Which is not to suggest Tampa Bay’s second-round selection is bound for four Pro Bowls — or even four starts in pewter. But a month into Trask’s professional career, it’s evident Arians and Co. believe the draft provided them with a degree of luck.
Or at least a ditto of Luck, from a cerebral standpoint.
“Mentally-wise, (Trask) is not far behind what Andrew did in the same offense, and what Andrew did that year is unbelievable,” Arians said Tuesday. “I’m not saying he’s Andrew Luck, but mentally he’s still really sharp.”
The staff has challenged that mental acumen, in the recent rookie minicamp and at organized team activities, by providing an unabridged version of the playbook and a deluge of situational drills. Trask looked especially sharp at Tuesday’s voluntary workout, tossing only a handful of incompletions during extensive 11-on-11 work.
“The more repetitions he gets, the better he’ll get with more reps, but I like where he’s at,” offensive coordinator Byron Leftwich said. “He does a lot of good stuff right now to be this early. He sees the field well, he’s able to command the huddle.”
Christensen, Luck’s quarterbacks coach with the Colts in 2012, acknowledged Trask “hit the wall a little bit” during the final organized team workout Thursday, but nonetheless describes him as a “deliberate learner.” Trask will join the Bucs’ three signed veteran quarterbacks at the team’s mandatory three-day minicamp starting Tuesday.
“He takes it nice and slow, he tries to get the details of things, and then once he gets it he gets it,” Christensen said.
“So he’s not one of those guys who looks at it once and he’s got it.

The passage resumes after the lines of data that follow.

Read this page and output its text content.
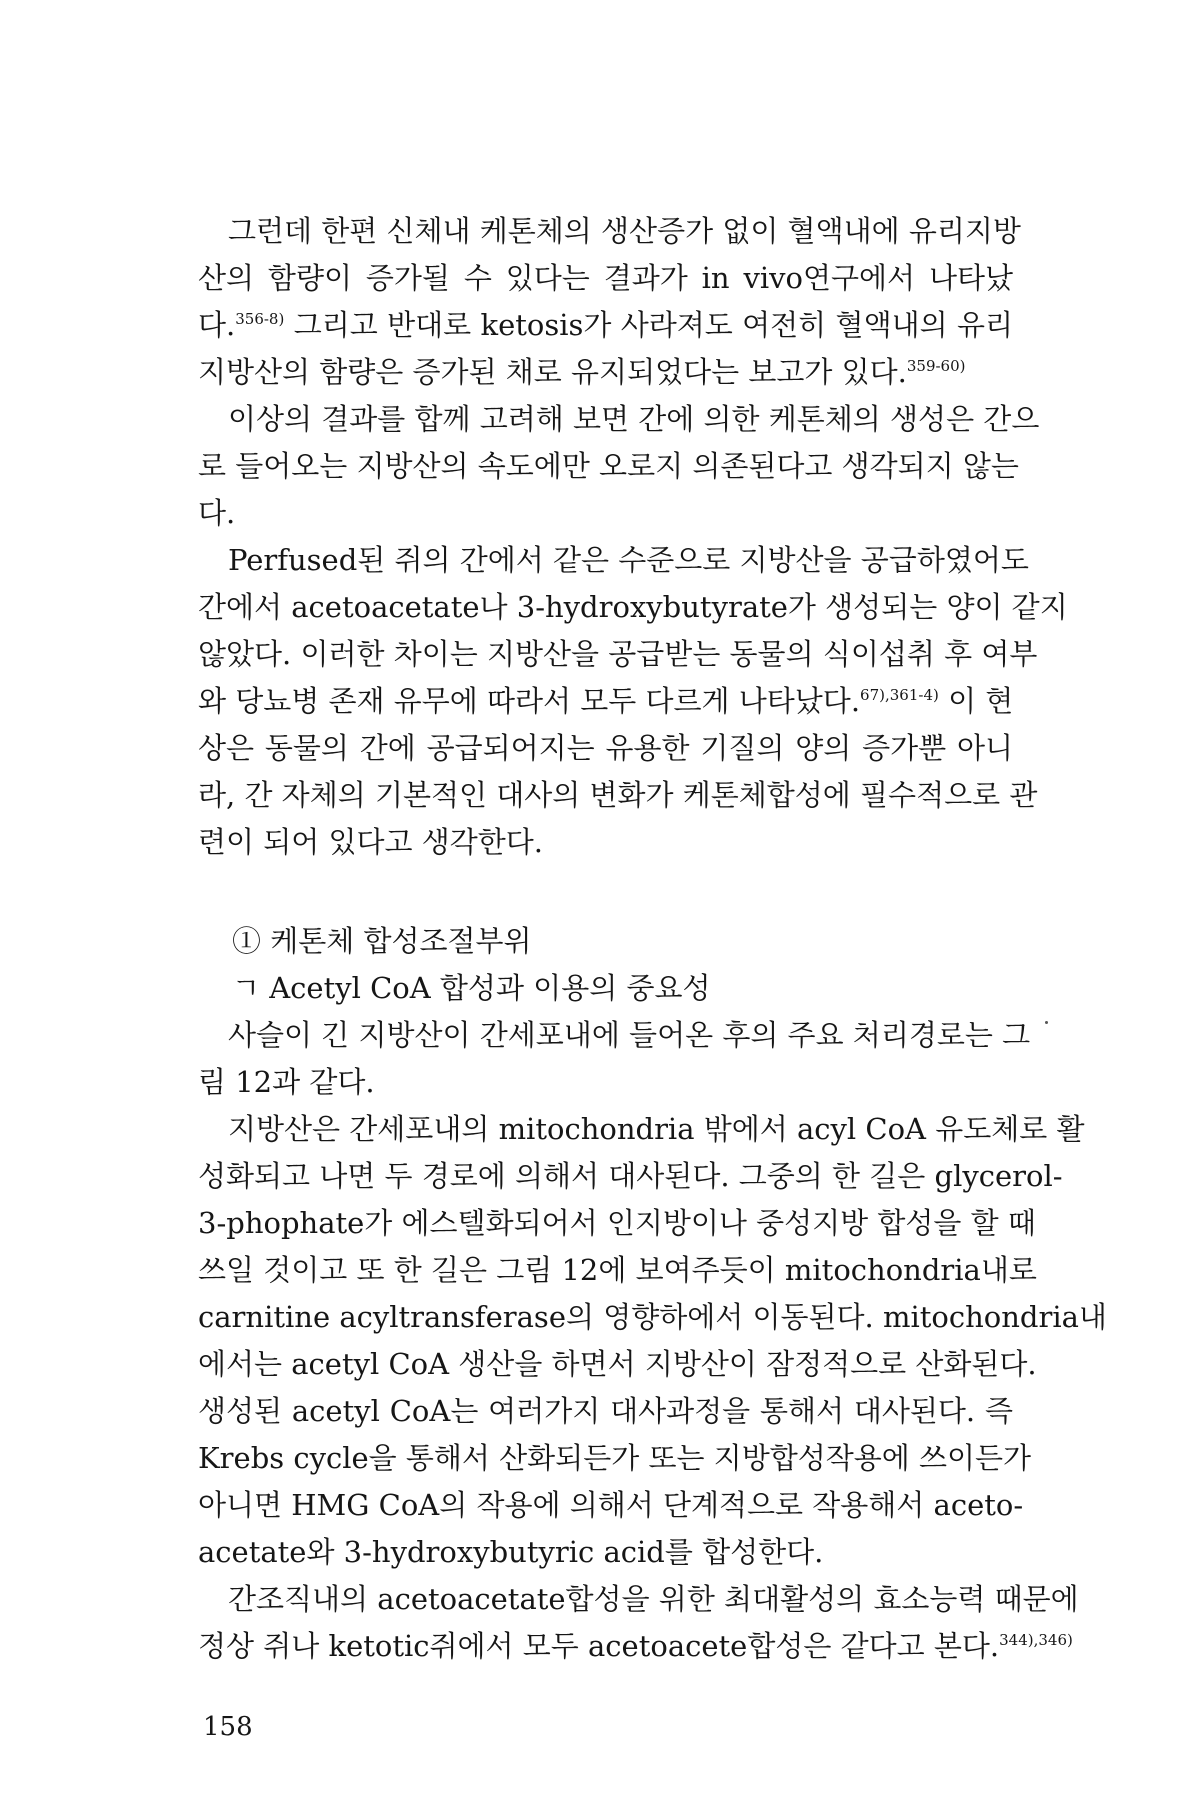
그런데 한편 신체내 케톤체의 생산증가 없이 혈액내에 유리지방
산의 함량이 증가될 수 있다는 결과가 in vivo연구에서 나타났
다.$^{356-8)}$ 그리고 반대로 ketosis가 사라져도 여전히 혈액내의 유리
지방산의 함량은 증가된 채로 유지되었다는 보고가 있다.$^{359-60)}$
이상의 결과를 합께 고려해 보면 간에 의한 케톤체의 생성은 간으
로 들어오는 지방산의 속도에만 오로지 의존된다고 생각되지 않는
다.
Perfused된 쥐의 간에서 같은 수준으로 지방산을 공급하였어도
간에서 acetoacetate나 3-hydroxybutyrate가 생성되는 양이 같지
않았다. 이러한 차이는 지방산을 공급받는 동물의 식이섭취 후 여부
와 당뇨병 존재 유무에 따라서 모두 다르게 나타났다.$^{67),361-4)}$ 이 현
상은 동물의 간에 공급되어지는 유용한 기질의 양의 증가뿐 아니
라, 간 자체의 기본적인 대사의 변화가 케톤체합성에 필수적으로 관
련이 되어 있다고 생각한다.
① 케톤체 합성조절부위
ㄱ Acetyl CoA 합성과 이용의 중요성
사슬이 긴 지방산이 간세포내에 들어온 후의 주요 처리경로는 그
림 12과 같다.
지방산은 간세포내의 mitochondria 밖에서 acyl CoA 유도체로 활
성화되고 나면 두 경로에 의해서 대사된다. 그중의 한 길은 glycerol-
3-phophate가 에스텔화되어서 인지방이나 중성지방 합성을 할 때
쓰일 것이고 또 한 길은 그림 12에 보여주듯이 mitochondria내로
carnitine acyltransferase의 영향하에서 이동된다. mitochondria내
에서는 acetyl CoA 생산을 하면서 지방산이 잠정적으로 산화된다.
생성된 acetyl CoA는 여러가지 대사과정을 통해서 대사된다. 즉
Krebs cycle을 통해서 산화되든가 또는 지방합성작용에 쓰이든가
아니면 HMG CoA의 작용에 의해서 단계적으로 작용해서 aceto-
acetate와 3-hydroxybutyric acid를 합성한다.
간조직내의 acetoacetate합성을 위한 최대활성의 효소능력 때문에
정상 쥐나 ketotic쥐에서 모두 acetoacete합성은 같다고 본다.$^{344),346)}$
158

He’s a guy who is going to mull over it, he’s going to call most nights with some questions. He watches a ton of film.”
Unlike the 23,000-yard passer to whom he’s compared, Trask will maintain the luxury of learning at a gradual pace while Tom Brady pursues an eighth Super Bowl ring. By contrast, Luck earned the Colts’ starting job as a rookie, leading Indianapolis to 11 wins (a record for a rookie drafted first overall) following a 2-14 season the previous year.
Which is to say, the Trask-Luck comparisons end for now in practices and positional meetings.

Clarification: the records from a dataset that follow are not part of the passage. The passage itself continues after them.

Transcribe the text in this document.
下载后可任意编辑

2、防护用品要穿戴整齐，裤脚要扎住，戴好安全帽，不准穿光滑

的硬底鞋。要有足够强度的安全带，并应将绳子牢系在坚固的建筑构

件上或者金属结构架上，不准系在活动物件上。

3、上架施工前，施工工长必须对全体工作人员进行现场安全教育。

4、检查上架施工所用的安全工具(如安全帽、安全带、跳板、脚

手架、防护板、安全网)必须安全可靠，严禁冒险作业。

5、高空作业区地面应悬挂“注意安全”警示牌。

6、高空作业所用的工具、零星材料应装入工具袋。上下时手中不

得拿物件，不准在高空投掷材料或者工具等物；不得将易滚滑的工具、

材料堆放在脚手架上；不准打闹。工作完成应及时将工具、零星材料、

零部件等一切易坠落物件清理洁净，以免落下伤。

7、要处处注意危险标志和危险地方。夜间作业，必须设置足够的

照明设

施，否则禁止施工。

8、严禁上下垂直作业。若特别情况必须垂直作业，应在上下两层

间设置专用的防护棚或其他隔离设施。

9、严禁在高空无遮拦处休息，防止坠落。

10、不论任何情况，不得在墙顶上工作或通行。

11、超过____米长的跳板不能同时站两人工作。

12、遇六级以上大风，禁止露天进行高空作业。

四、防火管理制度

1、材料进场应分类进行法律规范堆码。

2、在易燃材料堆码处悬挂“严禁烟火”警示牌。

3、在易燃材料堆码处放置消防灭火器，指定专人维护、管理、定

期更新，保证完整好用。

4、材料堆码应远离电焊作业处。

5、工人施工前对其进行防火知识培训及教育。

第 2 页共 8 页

Still, a lofty comparison.
“That rookie minicamp a couple of times, I left here and by the time I left the building, the light was still on in the quarterback room,” Christensen said. “(Trask) was in there just kind of going over his notes, so it means a ton to him.
“I think he’ll be a guy who will get it slow and steady but then get it the right way and have it in order. I think he’ll be really deliberate how he processes all this information.”